This goes for music lessons, as well.
Take Brad and Elizabeth (true story, names have been changed). They are brother and sister. They live in the same house with both parents and older siblings. They are both taking piano lessons and have been for years.
They should learn the same way, with the same instruction, using the same books, and have the same outcome, right? Let's see.
Brad plays predominately by ear. He recently discovered he even has perfect pitch. He can hear a song, sit down at the piano, and figure out what key it's in, and within seconds, know the chord progressions and melody.
Elizabeth plays mostly by the book. She has become very good at sight-reading and likes to perfect a line at a time until she can play through the whole song or exercise without mistakes. She makes a game out of it.
Brad is into the heavier side of music and enjoys rock and metal. His influences are Breaking Benjamin, Chevelle, Tool, and anybody else he finds on Pandora based on these stations. He is always looking for new music and new bands.
Elizabeth is into pop and top 40. She loves when we take a break from the book to learn a Taylor Swift song, or her favorite song from the radio, but also enjoys classics like Piano Man and Hallelujah. She appreciates any song she can sing along to.
Over the years, Brad's parents really wanted to see Brad reading music, so they asked me to start teaching him out of the books. So I slowly started introducing the piano books to him. And I slowly started seeing him pull away and less and less interested in playing piano.
He wasn't ready.
There was so much musical talent in him, but he wasn't ready for the structure and patience it took to learn this way. He didn't understand why there was a formula to help learn major scales. He did them by ear and didn't want to know how or why. He didn't care to know why a note was sometimes flat and sometimes sharp, he just knew what sounded right.
When Elizabeth first asked to play I'm Yours by Bruno Mars, she was excited to work on one of her first songs outside of the usual piano book we worked from. She wrote the notes out, learned the chords, worked on the timing and the melody, and practiced a lot. But she always went back to playing the scales and exercises out of her books. They were her comfort blanket.
So I went back to playing by ear with Brad and working in the piano book with Elizabeth. They were both happier and excelling again.

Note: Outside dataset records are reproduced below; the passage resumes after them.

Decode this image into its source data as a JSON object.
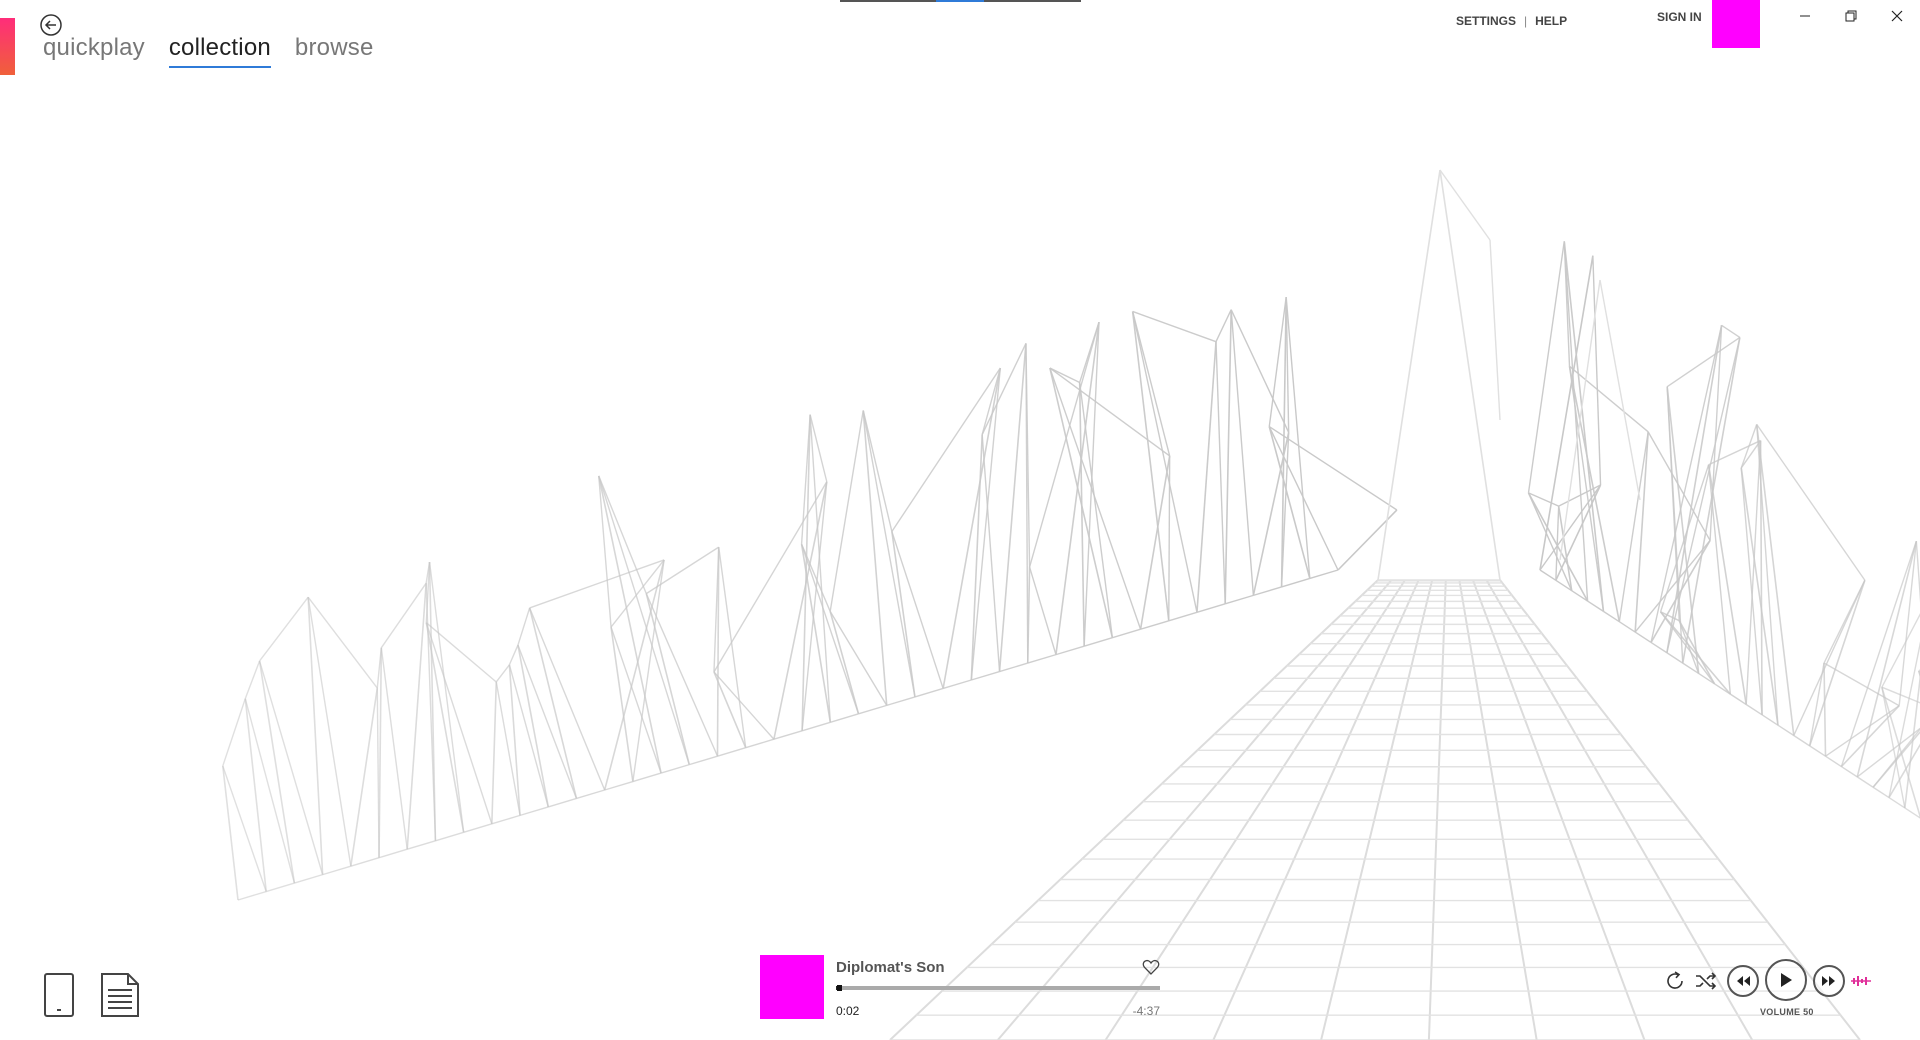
{
  "nav": {
    "tabs": [
      {
        "label": "quickplay",
        "active": false
      },
      {
        "label": "collection",
        "active": true
      },
      {
        "label": "browse",
        "active": false
      }
    ]
  },
  "header": {
    "settings_label": "SETTINGS",
    "separator": "|",
    "help_label": "HELP",
    "signin_label": "SIGN IN"
  },
  "player": {
    "track_title": "Diplomat's Son",
    "elapsed": "0:02",
    "remaining": "-4:37",
    "progress_fraction": 0.007,
    "volume_label": "VOLUME 50"
  },
  "colors": {
    "accent": "#2f7bd8",
    "album_placeholder": "#ff00ff",
    "avatar_placeholder": "#ff00ff",
    "equalizer_icon": "#e0309a"
  },
  "icons": [
    "back-arrow-icon",
    "minimize-icon",
    "restore-icon",
    "close-icon",
    "phone-icon",
    "document-icon",
    "heart-icon",
    "repeat-icon",
    "shuffle-icon",
    "rewind-icon",
    "play-icon",
    "fast-forward-icon",
    "equalizer-icon"
  ]
}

Over the next year, I would spend a few minutes of each lesson doing the opposite with them to give them small tastes of the other side.
Each time, it got a little longer.
Each time, they requested it.
Each time, they got a little better.
Last week I had a lesson with them. Brad talked to me about school starting back up and what he was excited about. He spent a few minutes showing me the new song he was writing (he previously told me that he didn't enjoy writing and didn't want to do it). Then he asked if I brought the new book with me and spent the rest of the lesson going from one page to the next, playing each song and recognizing the dynamic marks and musical notation.
Elizabeth had me time her on how fast and accurately she could play her major and minor scales and then showed me how good she was getting at How Far I'll Go from the movie Moana. We worked on a few pages out of her music book and time was up.
I left the house and sat in my vehicle for a few minutes.
I thought about each of them and how far they've come.
When I pushed them out of their comfort zone to work on their weaknesses, they weren't ready. But when I focused on their strengths, and splattered in some of the other once in a while, they took off.
Makes you think.
When teachers try to teach you the things you just aren't understanding, it makes you feel rejected. You feel like you just aren't good enough. Like you would rather give up than feel like you might fail or hold others back.
But when we focus on a child's strengths or abilities, we encourage them to reach further, to push past everything else. We teach them about self belief.
A friend recently said to me, "I know the school won't be able to teach my son in the way that he learns. His brain is really amazing but he has some basic areas where he is deficient and that's usually what they focus on. I want to bring out the best in him, not just make him conform to certain typical standards. I want him to reach his full potential. He has so much in that brain of his. And standardized testing will never highlight that."
Focus on the strengths. Not the weaknesses. Help them believe in themselves. You will see a different outcome.